(Updated 12:05 with details on Delta)
When airlines began suspending service to China and Hong Kong last month because of the coronavirus outbreak it was understood their finances would be dinged in some way. Now, the dings are becoming visible.
On Tuesday, Deutsche Lufthansa AG said it is implementing a range of cost-reduction measures to counter the lost revenue associated with COVID-19, the technical name for the coronavirus, as it begins to spread more widely to Europe and other parts of the world.
The airline group had previously canceled all Lufthansa, SWISS and Austrian Airlines flights to China through March 28 and dialed back service to Hong Kong. Thirteen of its planes are now parked.
Lufthansa said its planned budget is being immediately reduced by instituting a hiring freeze, offering employees unpaid leave and expanding part-time work options where allowed under union contracts. All training classes for flight attendants and airport personnel will end in April and current trainees will not be hired for the time being. At flagship carrier Lufthansa, funding for projects and materials will be slashed 10% and 20%, respectively.
The news follows United Airlines announcement late Monday that it is pulling back full-year guidance for 2020 because of the uncertainty associated with the flu-like virus, which has sickened about 80,000 people and killed more than 2,700. United (NASDAQ: UAL) said about 15% of its business comes from China and Asia. China service is canceled through late April and its Asia flights are 75% empty.
On Tuesday, Cathay Pacific (OTCUS: CPCAY) added yet another destination – Kolkata, India – to its schedule blackout because of low demand.

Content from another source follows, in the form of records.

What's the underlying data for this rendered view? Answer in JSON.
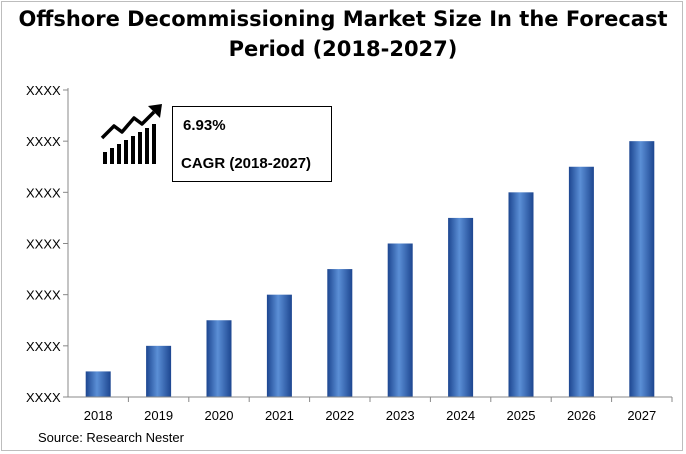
{
  "title_line1": "Offshore Decommissioning Market Size In the Forecast",
  "title_line2": "Period (2018-2027)",
  "source": "Source: Research Nester",
  "cagr": {
    "value": "6.93%",
    "label": "CAGR (2018-2027)"
  },
  "icons": {
    "growth": "growth-chart-arrow-icon"
  },
  "colors": {
    "bar_light": "#5b8fd6",
    "bar_mid": "#2f66bf",
    "bar_dark": "#1d4690",
    "axis": "#888888"
  },
  "chart_data": {
    "type": "bar",
    "categories": [
      "2018",
      "2019",
      "2020",
      "2021",
      "2022",
      "2023",
      "2024",
      "2025",
      "2026",
      "2027"
    ],
    "values": [
      0.5,
      1.0,
      1.5,
      2.0,
      2.5,
      3.0,
      3.5,
      4.0,
      4.5,
      5.0
    ],
    "ylim": [
      0,
      6
    ],
    "ytick_labels": [
      "XXXX",
      "XXXX",
      "XXXX",
      "XXXX",
      "XXXX",
      "XXXX",
      "XXXX"
    ],
    "grid": false,
    "legend": "none"
  }
}
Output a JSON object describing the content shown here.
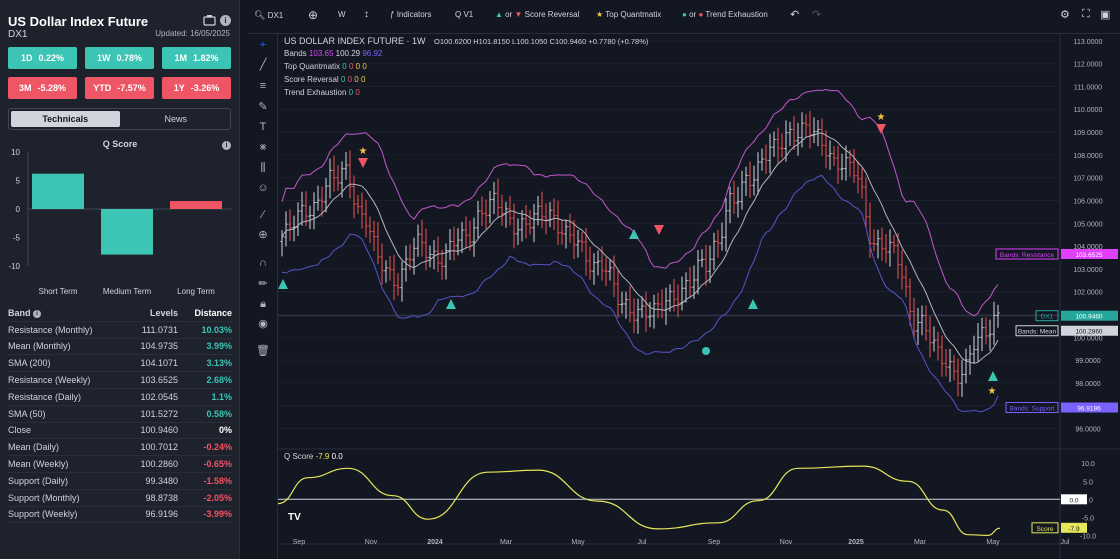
{
  "instrument": {
    "title": "US Dollar Index Future",
    "symbol": "DX1",
    "updated": "Updated: 16/05/2025"
  },
  "perf": [
    {
      "label": "1D",
      "value": "0.22%",
      "tone": "g"
    },
    {
      "label": "1W",
      "value": "0.78%",
      "tone": "g"
    },
    {
      "label": "1M",
      "value": "1.82%",
      "tone": "g"
    },
    {
      "label": "3M",
      "value": "-5.28%",
      "tone": "r"
    },
    {
      "label": "YTD",
      "value": "-7.57%",
      "tone": "r"
    },
    {
      "label": "1Y",
      "value": "-3.26%",
      "tone": "r"
    }
  ],
  "tabs": [
    {
      "label": "Technicals",
      "active": true
    },
    {
      "label": "News",
      "active": false
    }
  ],
  "qscore_chart": {
    "title": "Q Score",
    "type": "bar",
    "categories": [
      "Short Term",
      "Medium Term",
      "Long Term"
    ],
    "values": [
      6.2,
      -8.0,
      1.4
    ],
    "ylim": [
      -10,
      10
    ],
    "ticks": [
      "10",
      "5",
      "0",
      "-5",
      "-10"
    ],
    "colors": [
      "#3cc4b4",
      "#3cc4b4",
      "#ee5565"
    ]
  },
  "band_table": {
    "headers": [
      "Band",
      "Levels",
      "Distance"
    ],
    "rows": [
      [
        "Resistance (Monthly)",
        "111.0731",
        "10.03%"
      ],
      [
        "Mean (Monthly)",
        "104.9735",
        "3.99%"
      ],
      [
        "SMA (200)",
        "104.1071",
        "3.13%"
      ],
      [
        "Resistance (Weekly)",
        "103.6525",
        "2.68%"
      ],
      [
        "Resistance (Daily)",
        "102.0545",
        "1.1%"
      ],
      [
        "SMA (50)",
        "101.5272",
        "0.58%"
      ],
      [
        "Close",
        "100.9460",
        "0%"
      ],
      [
        "Mean (Daily)",
        "100.7012",
        "-0.24%"
      ],
      [
        "Mean (Weekly)",
        "100.2860",
        "-0.65%"
      ],
      [
        "Support (Daily)",
        "99.3480",
        "-1.58%"
      ],
      [
        "Support (Monthly)",
        "98.8738",
        "-2.05%"
      ],
      [
        "Support (Weekly)",
        "96.9196",
        "-3.99%"
      ]
    ]
  },
  "toolbar": {
    "symbol": "DX1",
    "interval": "W",
    "indicators": "Indicators",
    "version": "V1",
    "or": "or",
    "score_reversal": "Score Reversal",
    "top_quantmatix": "Top Quantmatix",
    "trend_exhaustion": "Trend Exhaustion"
  },
  "chart_legend": {
    "title": "US DOLLAR INDEX FUTURE · 1W",
    "ohlc": "O100.6200 H101.8150 L100.1050 C100.9460 +0.7780 (+0.78%)",
    "bands_label": "Bands",
    "bands_vals": [
      "103.65",
      "100.29",
      "96.92"
    ],
    "rows": [
      {
        "label": "Top Quantmatix",
        "vals": [
          "0",
          "0",
          "0",
          "0"
        ]
      },
      {
        "label": "Score Reversal",
        "vals": [
          "0",
          "0",
          "0",
          "0"
        ]
      },
      {
        "label": "Trend Exhaustion",
        "vals": [
          "0",
          "0"
        ]
      }
    ]
  },
  "chart_data": {
    "type": "line",
    "x": [
      "Sep",
      "Nov",
      "2024",
      "Mar",
      "May",
      "Jul",
      "Sep",
      "Nov",
      "2025",
      "Mar",
      "May",
      "Jul"
    ],
    "price_ticks": [
      "113.0000",
      "112.0000",
      "111.0000",
      "110.0000",
      "109.0000",
      "108.0000",
      "107.0000",
      "106.0000",
      "105.0000",
      "104.0000",
      "103.0000",
      "102.0000",
      "101.0000",
      "100.0000",
      "99.0000",
      "98.0000",
      "97.0000",
      "96.0000"
    ],
    "labels": [
      {
        "text": "Bands: Resistance",
        "value": "103.6525",
        "color": "#e040fb"
      },
      {
        "text": "DX1",
        "value": "100.9460",
        "color": "#26a69a"
      },
      {
        "text": "Bands: Mean",
        "value": "100.2860",
        "color": "#d1d4dc"
      },
      {
        "text": "Bands: Support",
        "value": "96.9196",
        "color": "#7b61ff"
      }
    ],
    "osc": {
      "title": "Q Score",
      "v1": "-7.9",
      "v2": "0.0",
      "ticks": [
        "10.0",
        "5.0",
        "0.0",
        "-5.0",
        "-10.0"
      ],
      "zero_label": "0.0",
      "score_label": "Score",
      "score_value": "-7.9"
    }
  }
}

When widebody passenger planes don’t fly the cargo side of the business also doesn’t make money.
The Dow Jones Average lost more than 3% on February 25 and has declined nearly 2,000 points over two days as fears grow of a global pandemic. U.S. bond yields also fell to record lows.

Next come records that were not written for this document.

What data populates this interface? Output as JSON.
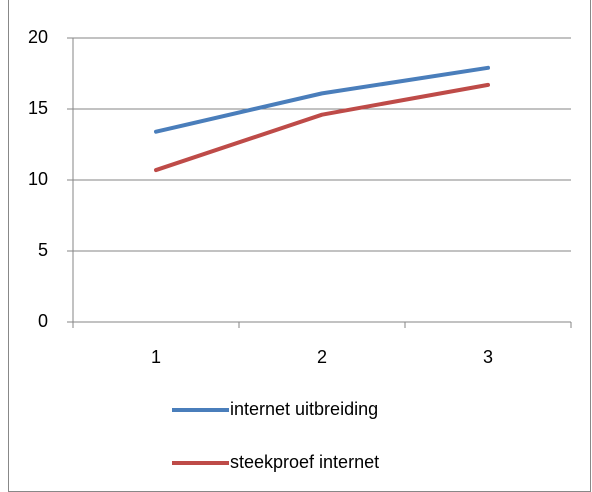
{
  "chart_data": {
    "type": "line",
    "categories": [
      "1",
      "2",
      "3"
    ],
    "series": [
      {
        "name": "internet uitbreiding",
        "color": "#4a7ebb",
        "values": [
          13.4,
          16.1,
          17.9
        ]
      },
      {
        "name": "steekproef internet",
        "color": "#be4b48",
        "values": [
          10.7,
          14.6,
          16.7
        ]
      }
    ],
    "ylim": [
      0,
      20
    ],
    "yticks": [
      0,
      5,
      10,
      15,
      20
    ],
    "grid": true,
    "legend": "bottom"
  }
}
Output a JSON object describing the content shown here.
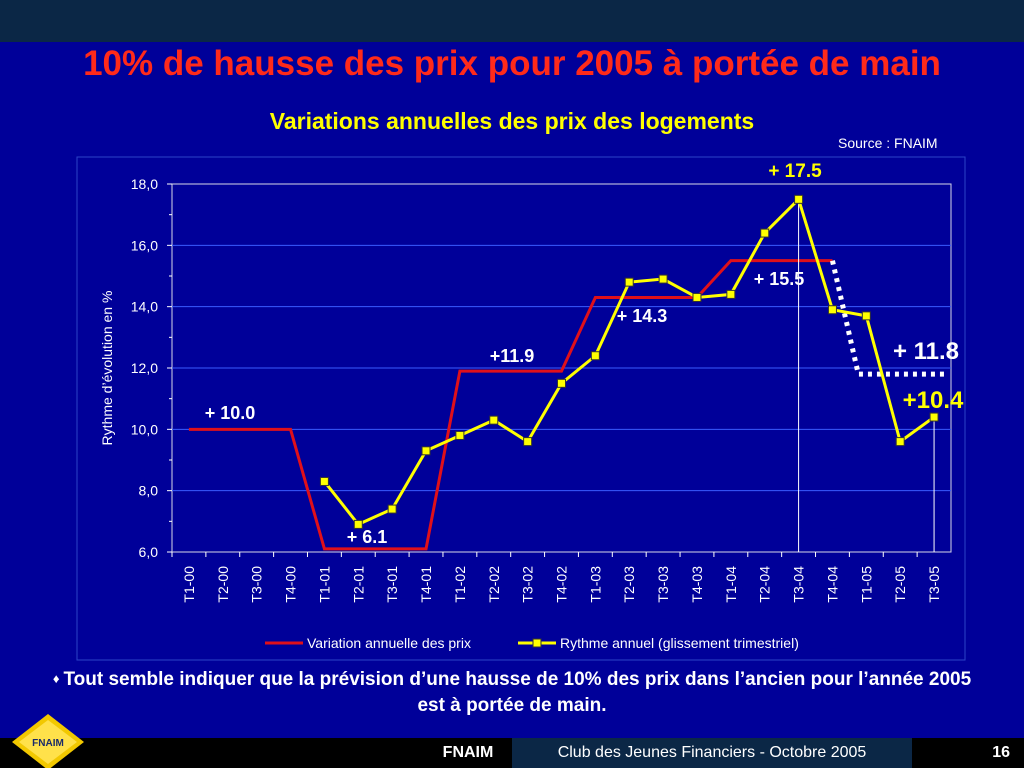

The number of confirmed COVID-19 cases in South Korea now number in the hundreds, and if the government imposes travel restrictions Korean Airlines would be severely harmed. Helane Becker, airline equity analyst at Cowan investment bank, noted that Delta Air Lines would be the most impacted of U.S. carriers under such a scenario because of its 11% investment in Korean Airlines and their network connections.

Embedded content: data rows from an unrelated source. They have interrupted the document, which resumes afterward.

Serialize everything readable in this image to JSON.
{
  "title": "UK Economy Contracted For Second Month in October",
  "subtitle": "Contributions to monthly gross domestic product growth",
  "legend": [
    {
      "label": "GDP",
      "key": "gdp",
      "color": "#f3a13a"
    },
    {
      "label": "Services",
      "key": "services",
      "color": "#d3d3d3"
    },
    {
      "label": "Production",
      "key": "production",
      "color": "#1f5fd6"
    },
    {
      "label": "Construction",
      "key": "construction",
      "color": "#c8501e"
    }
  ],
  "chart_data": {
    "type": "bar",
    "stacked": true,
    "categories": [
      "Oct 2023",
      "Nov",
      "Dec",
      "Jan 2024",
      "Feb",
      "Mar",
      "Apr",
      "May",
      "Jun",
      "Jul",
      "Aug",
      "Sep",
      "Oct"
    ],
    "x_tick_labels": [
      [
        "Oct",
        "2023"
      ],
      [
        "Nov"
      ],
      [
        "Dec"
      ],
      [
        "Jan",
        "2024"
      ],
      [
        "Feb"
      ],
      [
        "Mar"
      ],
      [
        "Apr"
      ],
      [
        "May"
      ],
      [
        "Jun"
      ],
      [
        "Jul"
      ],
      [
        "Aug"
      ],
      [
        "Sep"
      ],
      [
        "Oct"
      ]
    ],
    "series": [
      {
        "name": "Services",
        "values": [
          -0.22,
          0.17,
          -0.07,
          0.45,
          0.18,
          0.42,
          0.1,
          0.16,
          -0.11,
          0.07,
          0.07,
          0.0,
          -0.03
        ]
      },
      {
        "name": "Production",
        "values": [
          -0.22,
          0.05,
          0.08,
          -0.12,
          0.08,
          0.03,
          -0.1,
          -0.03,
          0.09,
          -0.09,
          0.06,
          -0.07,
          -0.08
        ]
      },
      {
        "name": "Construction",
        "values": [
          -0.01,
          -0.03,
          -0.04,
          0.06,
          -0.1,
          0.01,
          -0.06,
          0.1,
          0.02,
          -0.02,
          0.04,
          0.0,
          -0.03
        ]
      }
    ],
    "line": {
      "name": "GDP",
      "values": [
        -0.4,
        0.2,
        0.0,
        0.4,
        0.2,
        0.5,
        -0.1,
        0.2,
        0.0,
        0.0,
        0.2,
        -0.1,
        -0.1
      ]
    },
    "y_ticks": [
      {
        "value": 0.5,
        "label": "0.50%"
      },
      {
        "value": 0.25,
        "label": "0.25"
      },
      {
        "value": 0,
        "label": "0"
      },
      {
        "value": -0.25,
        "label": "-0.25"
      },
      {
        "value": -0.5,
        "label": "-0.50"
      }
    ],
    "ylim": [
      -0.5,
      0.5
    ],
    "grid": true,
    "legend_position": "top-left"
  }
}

Delta on Tuesday said it is reducing the number of weekly flights between the U.S. and Seoul-Incheon Airport due to health concerns related to the COVID-19 virus. It is suspending service between Minneapolis/St. Paul and ICN from Feb. 29 through April 30 and reducing to five times weekly its service between ICN and Atlanta, Detroit and Seattle through April 30. The airline’s new service from Incheon to Manila, previously scheduled to begin March 29, will now start on May 1.
Delta (NYSE: DAL) also is offering travel waivers to Italy and United and American are expected to do the same, which could further reduce revenues.
Leasing companies might try to help struggling customers by purchasing aircraft from them and shifting assets to other parts of the world where demand remains strong, Becker suggested.
Air cargo operators should probably renegotiate leases, which can run about $1 million per month for modern aircraft, for easier terms or deferred payments while cash flow is weak, Vladimir Zubkov, secretary general of The International Air Cargo Association, told FreightWaves by email.
As previously reported, freighter companies have cutback scheduled flights to China and have little outbound volume while government restrictions and logistical challenges minimize manufacturing output. Inbound rates for dedicated charters have jumped in recent weeks because of medical missions, but outbound demand and rates have fallen dramatically.
That could soon change because the national and local governments are relaxing criteria for factories to resume operations and millions of migrant workers continue to return to job sites, according to Chinese officials. Dedicated charter aircraft are one option companies are considering to get around expected bottlenecks in the coming weeks and months, logistics industry professionals say.